2. Network reliability and retries
Mobile networks are messy. Your app should behave like it knows that.
- Timeouts should fail gracefully
- Retries should not double-charge payments
- Offline should not cause data loss
If your users do anything “in the field” (deliveries, events, travel), weak signals aren’t rare. It’s normal.
3. Analytics you can actually use
If your analytics is just page views, it won’t help.
Add tracking for:
- where users drop out of onboarding
- where they abandon checkout or booking
- the top actions before uninstall (if you can infer it)
You want to know what broke, not just that “engagement is down.”
Week 3: Ship Small Improvements (The Kind Users Notice)
Week three is where you earn trust. Not with big features. With fixes that remove friction.
What to ship in week three
- clearer error messages (especially login and payment errors)
- faster loading on your top screens
- fewer steps to complete the core action
- better empty states (so the app doesn’t feel broken)
Real-life example: “Your payment didn’t go through” is useless. “Payment failed. Try a different card or check your connection” is a support ticket you never receive.
Release discipline that prevents regression
- keep changes small
- test the top 3 flows every release
- stage rollouts if possible
Small releases are safer and easier to debug.

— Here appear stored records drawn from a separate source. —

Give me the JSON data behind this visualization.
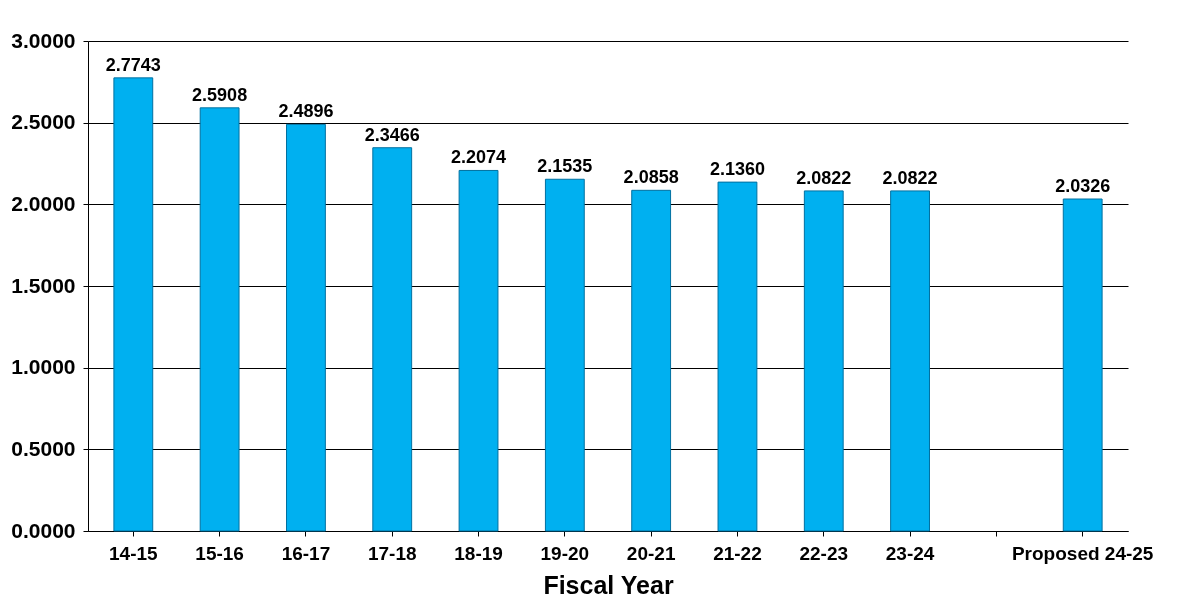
{
  "chart_data": {
    "type": "bar",
    "xlabel": "Fiscal Year",
    "categories": [
      "14-15",
      "15-16",
      "16-17",
      "17-18",
      "18-19",
      "19-20",
      "20-21",
      "21-22",
      "22-23",
      "23-24",
      null,
      "Proposed 24-25"
    ],
    "values": [
      2.7743,
      2.5908,
      2.4896,
      2.3466,
      2.2074,
      2.1535,
      2.0858,
      2.136,
      2.0822,
      2.0822,
      null,
      2.0326
    ],
    "value_labels": [
      "2.7743",
      "2.5908",
      "2.4896",
      "2.3466",
      "2.2074",
      "2.1535",
      "2.0858",
      "2.1360",
      "2.0822",
      "2.0822",
      null,
      "2.0326"
    ],
    "color": "#00b0f0",
    "ylim": [
      0,
      3
    ],
    "yticks": [
      {
        "value": 0,
        "label": "0.0000"
      },
      {
        "value": 0.5,
        "label": "0.5000"
      },
      {
        "value": 1,
        "label": "1.0000"
      },
      {
        "value": 1.5,
        "label": "1.5000"
      },
      {
        "value": 2,
        "label": "2.0000"
      },
      {
        "value": 2.5,
        "label": "2.5000"
      },
      {
        "value": 3,
        "label": "3.0000"
      }
    ],
    "grid": "y"
  }
}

Week 4: Turn the Month Into a Repeatable System
By week four, you should be out of panic mode. Now you build a maintenance rhythm.
1. Define your steady-state cadence
Most apps need:
- a weekly bug-fix release (or every two weeks)
- a monthly “small improvements” release
- a quarterly “bigger changes” cycle
The exact cadence depends on your user base, but the point is consistency.
2. Decide what you’ll stop doing
This is the hard part.
If you try to fix everything, you’ll ship nothing.
A practical rule: pick the top 2–3 user pain points and focus there. Everything else gets parked unless it’s a P0.
3. Clean up the launch leftovers
The first month creates mess:
- temporary logging
- rushed hotfixes
- duplicate code paths
- quick patches that need proper refactoring
Schedule cleanup. Otherwise those “temporary” shortcuts become permanent.
If you don’t have internal bandwidth to set up this maintenance system, working with a mobile app development service that supports post-launch iteration can be the difference between stable momentum and constant firefighting.
The simple goal for the first 30 days
Don’t aim for “perfect.” Aim for predictable.
A predictable first month looks like this:
- crashes go down
- login and payments get boring
- support volume becomes manageable
- you ship fixes without fear
- you learn what users actually do (not what you hoped they’d do)
If you can get there, month two becomes real product work again. And that’s the whole point.